2C’est cette entrée, ou plutôt cette rentrée de Saint-Georges dans l’histoire de l’agglomération lyonnaise que Jean-Yves Authier s’attache tout à la fois à raconter, puis à comprendre. « Comprendre » doit être ici entendu au sens fort du terme, puisque ce beau travail est parvenu à saisir dans un regard synthétique et pénétrant tout le jeu des multiples processus qui ont conféré à ce quartier son actuelle physionomie. Au fil des pages s’affirme l’ambition justifiée du propos : aller jusqu’au bout de l’étude intensive de ce site particulier pour en extraire la substance d’un modèle transposable à d’autres contextes urbains. C’est donc sans se payer de mots, mais au contraire en allant au fond des choses, que Jean-Yves Authier parvient excellemment à déceler dans l’exemple ce qu’il peut avoir d’exemplaire.

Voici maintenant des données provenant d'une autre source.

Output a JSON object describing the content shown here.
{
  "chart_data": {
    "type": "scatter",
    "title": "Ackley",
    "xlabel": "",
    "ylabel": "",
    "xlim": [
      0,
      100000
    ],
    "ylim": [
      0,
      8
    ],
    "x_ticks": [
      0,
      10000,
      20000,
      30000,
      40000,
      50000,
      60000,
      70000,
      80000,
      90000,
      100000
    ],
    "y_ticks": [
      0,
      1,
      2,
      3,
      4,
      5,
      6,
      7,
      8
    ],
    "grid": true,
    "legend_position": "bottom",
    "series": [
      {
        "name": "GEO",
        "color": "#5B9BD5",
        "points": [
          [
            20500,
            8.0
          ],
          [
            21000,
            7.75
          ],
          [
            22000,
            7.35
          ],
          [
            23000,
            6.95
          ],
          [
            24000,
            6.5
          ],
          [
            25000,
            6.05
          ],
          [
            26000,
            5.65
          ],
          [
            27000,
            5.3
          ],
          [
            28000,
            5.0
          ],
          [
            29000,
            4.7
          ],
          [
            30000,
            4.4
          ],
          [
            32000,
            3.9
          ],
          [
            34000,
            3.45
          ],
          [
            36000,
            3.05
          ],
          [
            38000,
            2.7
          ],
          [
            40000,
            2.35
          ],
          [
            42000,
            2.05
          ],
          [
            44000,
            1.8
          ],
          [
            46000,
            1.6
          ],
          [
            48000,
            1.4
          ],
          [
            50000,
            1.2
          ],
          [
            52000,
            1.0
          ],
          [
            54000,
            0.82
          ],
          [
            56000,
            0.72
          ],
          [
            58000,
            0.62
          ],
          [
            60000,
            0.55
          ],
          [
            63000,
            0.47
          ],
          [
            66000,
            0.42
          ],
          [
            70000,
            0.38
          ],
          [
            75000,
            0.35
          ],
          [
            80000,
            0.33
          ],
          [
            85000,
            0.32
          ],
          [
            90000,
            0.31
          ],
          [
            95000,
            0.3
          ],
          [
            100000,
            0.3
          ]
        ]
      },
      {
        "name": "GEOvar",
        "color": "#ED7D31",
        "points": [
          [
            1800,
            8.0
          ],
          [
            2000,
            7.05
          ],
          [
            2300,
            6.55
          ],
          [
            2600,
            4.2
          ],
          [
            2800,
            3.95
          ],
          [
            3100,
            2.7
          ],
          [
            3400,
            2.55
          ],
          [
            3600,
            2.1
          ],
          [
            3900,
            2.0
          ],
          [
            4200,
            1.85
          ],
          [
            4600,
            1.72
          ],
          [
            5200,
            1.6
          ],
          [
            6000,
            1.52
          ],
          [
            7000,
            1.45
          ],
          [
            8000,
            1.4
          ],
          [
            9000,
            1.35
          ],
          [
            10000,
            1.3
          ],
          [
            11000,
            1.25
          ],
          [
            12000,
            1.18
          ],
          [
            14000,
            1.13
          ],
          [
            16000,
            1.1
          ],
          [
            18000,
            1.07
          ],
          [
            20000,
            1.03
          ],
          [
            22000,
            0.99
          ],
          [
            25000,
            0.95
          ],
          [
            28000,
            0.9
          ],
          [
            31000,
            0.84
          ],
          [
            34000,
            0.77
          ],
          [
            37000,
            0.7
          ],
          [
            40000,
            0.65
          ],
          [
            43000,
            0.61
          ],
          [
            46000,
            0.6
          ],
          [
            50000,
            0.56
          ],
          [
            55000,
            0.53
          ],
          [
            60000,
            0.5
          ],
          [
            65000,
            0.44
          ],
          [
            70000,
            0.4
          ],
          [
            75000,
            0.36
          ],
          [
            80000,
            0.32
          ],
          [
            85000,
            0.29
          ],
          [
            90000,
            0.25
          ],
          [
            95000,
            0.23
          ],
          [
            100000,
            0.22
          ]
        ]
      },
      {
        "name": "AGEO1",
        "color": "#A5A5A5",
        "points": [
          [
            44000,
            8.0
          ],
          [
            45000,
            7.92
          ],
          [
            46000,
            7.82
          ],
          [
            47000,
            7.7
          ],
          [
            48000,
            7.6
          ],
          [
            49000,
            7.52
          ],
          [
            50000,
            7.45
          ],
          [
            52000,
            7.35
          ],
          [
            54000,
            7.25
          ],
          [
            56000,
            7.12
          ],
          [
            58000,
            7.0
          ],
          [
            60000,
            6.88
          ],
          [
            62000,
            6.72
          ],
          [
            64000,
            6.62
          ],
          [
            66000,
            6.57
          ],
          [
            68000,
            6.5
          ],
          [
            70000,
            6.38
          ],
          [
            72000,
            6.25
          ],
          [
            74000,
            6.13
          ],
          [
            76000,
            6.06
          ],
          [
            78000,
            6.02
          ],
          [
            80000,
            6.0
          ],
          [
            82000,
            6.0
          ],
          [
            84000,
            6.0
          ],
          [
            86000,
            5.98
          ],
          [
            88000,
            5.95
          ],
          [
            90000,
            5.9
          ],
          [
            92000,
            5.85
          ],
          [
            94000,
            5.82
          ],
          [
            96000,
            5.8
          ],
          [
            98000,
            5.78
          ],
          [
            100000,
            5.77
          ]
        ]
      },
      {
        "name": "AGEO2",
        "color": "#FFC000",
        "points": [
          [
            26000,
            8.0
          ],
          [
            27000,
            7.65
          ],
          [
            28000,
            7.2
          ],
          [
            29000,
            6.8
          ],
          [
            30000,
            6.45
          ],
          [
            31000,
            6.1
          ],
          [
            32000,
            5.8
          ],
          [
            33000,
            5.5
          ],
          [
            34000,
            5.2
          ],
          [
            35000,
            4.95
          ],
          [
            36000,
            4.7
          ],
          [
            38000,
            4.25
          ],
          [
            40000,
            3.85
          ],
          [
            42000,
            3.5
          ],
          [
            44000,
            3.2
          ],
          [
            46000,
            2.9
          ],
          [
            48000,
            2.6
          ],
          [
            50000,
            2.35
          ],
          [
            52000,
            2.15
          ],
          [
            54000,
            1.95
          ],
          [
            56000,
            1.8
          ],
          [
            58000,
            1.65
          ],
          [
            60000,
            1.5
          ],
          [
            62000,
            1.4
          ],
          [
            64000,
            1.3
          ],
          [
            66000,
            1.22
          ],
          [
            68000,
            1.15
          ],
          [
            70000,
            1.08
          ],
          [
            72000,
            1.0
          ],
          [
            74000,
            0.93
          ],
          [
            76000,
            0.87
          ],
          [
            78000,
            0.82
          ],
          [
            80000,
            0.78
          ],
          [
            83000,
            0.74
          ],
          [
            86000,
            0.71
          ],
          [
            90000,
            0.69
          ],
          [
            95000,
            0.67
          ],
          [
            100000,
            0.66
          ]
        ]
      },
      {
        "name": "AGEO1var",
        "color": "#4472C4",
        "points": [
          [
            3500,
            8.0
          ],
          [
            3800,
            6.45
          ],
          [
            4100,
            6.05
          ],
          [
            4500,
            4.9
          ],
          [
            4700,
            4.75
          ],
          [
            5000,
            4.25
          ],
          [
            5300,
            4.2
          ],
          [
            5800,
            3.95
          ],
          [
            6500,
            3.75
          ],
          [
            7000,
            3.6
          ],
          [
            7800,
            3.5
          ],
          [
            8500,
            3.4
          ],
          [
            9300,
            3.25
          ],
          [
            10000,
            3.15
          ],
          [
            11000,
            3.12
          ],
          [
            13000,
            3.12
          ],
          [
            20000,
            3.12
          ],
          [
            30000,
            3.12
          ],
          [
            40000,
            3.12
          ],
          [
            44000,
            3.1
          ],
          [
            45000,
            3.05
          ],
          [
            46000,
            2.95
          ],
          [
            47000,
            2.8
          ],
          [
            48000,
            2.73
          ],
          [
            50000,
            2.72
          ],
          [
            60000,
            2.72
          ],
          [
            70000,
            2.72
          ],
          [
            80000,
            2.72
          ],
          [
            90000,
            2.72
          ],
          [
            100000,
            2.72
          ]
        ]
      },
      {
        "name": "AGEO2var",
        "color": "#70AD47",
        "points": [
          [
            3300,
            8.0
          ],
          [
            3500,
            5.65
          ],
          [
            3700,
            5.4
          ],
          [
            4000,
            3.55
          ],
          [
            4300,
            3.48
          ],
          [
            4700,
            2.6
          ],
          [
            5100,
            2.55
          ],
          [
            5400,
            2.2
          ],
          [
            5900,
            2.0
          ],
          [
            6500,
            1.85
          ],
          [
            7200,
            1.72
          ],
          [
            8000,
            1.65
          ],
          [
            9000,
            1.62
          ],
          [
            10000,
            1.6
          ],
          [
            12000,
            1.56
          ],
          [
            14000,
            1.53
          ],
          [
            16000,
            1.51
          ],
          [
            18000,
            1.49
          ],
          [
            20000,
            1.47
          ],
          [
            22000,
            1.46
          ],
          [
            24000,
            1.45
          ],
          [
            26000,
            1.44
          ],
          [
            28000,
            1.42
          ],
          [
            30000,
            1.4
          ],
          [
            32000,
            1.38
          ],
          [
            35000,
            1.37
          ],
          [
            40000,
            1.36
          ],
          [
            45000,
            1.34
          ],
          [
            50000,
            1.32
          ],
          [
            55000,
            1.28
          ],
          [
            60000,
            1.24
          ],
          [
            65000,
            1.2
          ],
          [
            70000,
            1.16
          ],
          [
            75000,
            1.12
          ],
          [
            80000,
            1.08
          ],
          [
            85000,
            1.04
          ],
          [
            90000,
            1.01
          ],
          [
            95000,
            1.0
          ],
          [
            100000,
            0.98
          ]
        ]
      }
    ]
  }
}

3Nous disposons ainsi, désormais, d’une étude solide, complète et élégante sur un quartier de Lyon souvent méconnu, et particulièrement sensible aux grandes forces qui sollicitent le devenir de l’agglomération. Le lecteur plus spécialisé ne manquera pas de reconnaître, de surcroît, à ce livre issu d’un travail universitaire les qualités scientifiques qui ont valu à son auteur le prix 1991 du Jeune chercheur de la Ville de Lyon.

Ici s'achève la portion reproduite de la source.